For 2015 columns keep values only if value is higher or lower than for 2005-2014 months. Setting values to np.NaN is a good way of setting value to none since NaN values are not included in plot or in possible calculations.


In [21]:
df_min["Data_Min_2015"] = df_min.apply(lambda row: row["Data_Min_2015"] if (row["Data_Min_2015"] < row["Data_Value"]) else np.NaN , axis=1)
df_max["Data_Max_2015"] = df_max.apply(lambda row: row["Data_Max_2015"] if (row["Data_Max_2015"] > row["Data_Value"]) else np.NaN , axis=1)

In [22]:
df_min = df_min.sort_index()
df_max = df_max.sort_index()

Plotting the data


In [23]:
%matplotlib notebook

In [24]:
# Reset indexes so plots can be drawn
df_min = df_min.reset_index()
df_max = df_max.reset_index()

In [25]:
import datetime
import numpy as np
import matplotlib.pyplot as plt
import matplotlib.dates as mdates

days = mdates.DayLocator()   # every day
years = mdates.YearLocator()   # every year
months = mdates.MonthLocator()  # every month
fmt = mdates.DateFormatter('%m-%d')

fig, ax = plt.subplots()
ax.plot(df_min.index, df_min["Data_Value"], label="Low")
ax.plot(df_max.index, df_max["Data_Value"], label="High")


# format the ticks
#ax.xaxis.set_major_locator(years)
ax.xaxis.set_major_formatter(fmt)
#ax.xaxis.set_minor_locator(months)

ax.scatter(df_min.index, df_min["Data_Min_2015"], s=10, c="blue", alpha=0.5, label="Low (2015)", zorder=10)
ax.scatter(df_max.index, df_max["Data_Max_2015"], s=10, c="red", alpha=0.5, label="High (2015)", zorder=10)

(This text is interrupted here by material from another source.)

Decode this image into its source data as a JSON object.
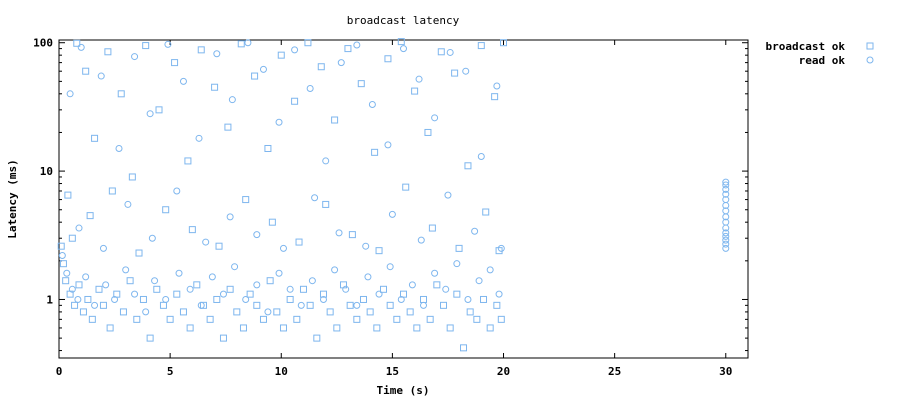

ax.fill_between(df_min.index, df_min["Data_Value"], df_max["Data_Value"], facecolor='cyan')

# Simplify graph
plt.legend(loc=9, bbox_to_anchor=(0.5, -0.25), ncol=4, frameon = False)
ax.tick_params(top='off', bottom='on', left='off', right='off', labelleft='on', labelbottom='on')
ax.spines['top'].set_visible(False)
ax.spines['right'].set_visible(False)


# set labels and title
plt.xlabel("Date")
plt.ylabel("Temperature, Tenths of Degrees C")
plt.title("Daily Minimum and Maximum\nAnn Arbor, Michigan")

ax.grid(False)
plt.xticks(np.arange(1, 365, 30), rotation=45)

# make some room for the legend
fig.subplots_adjust(bottom=0.3)

plt.show()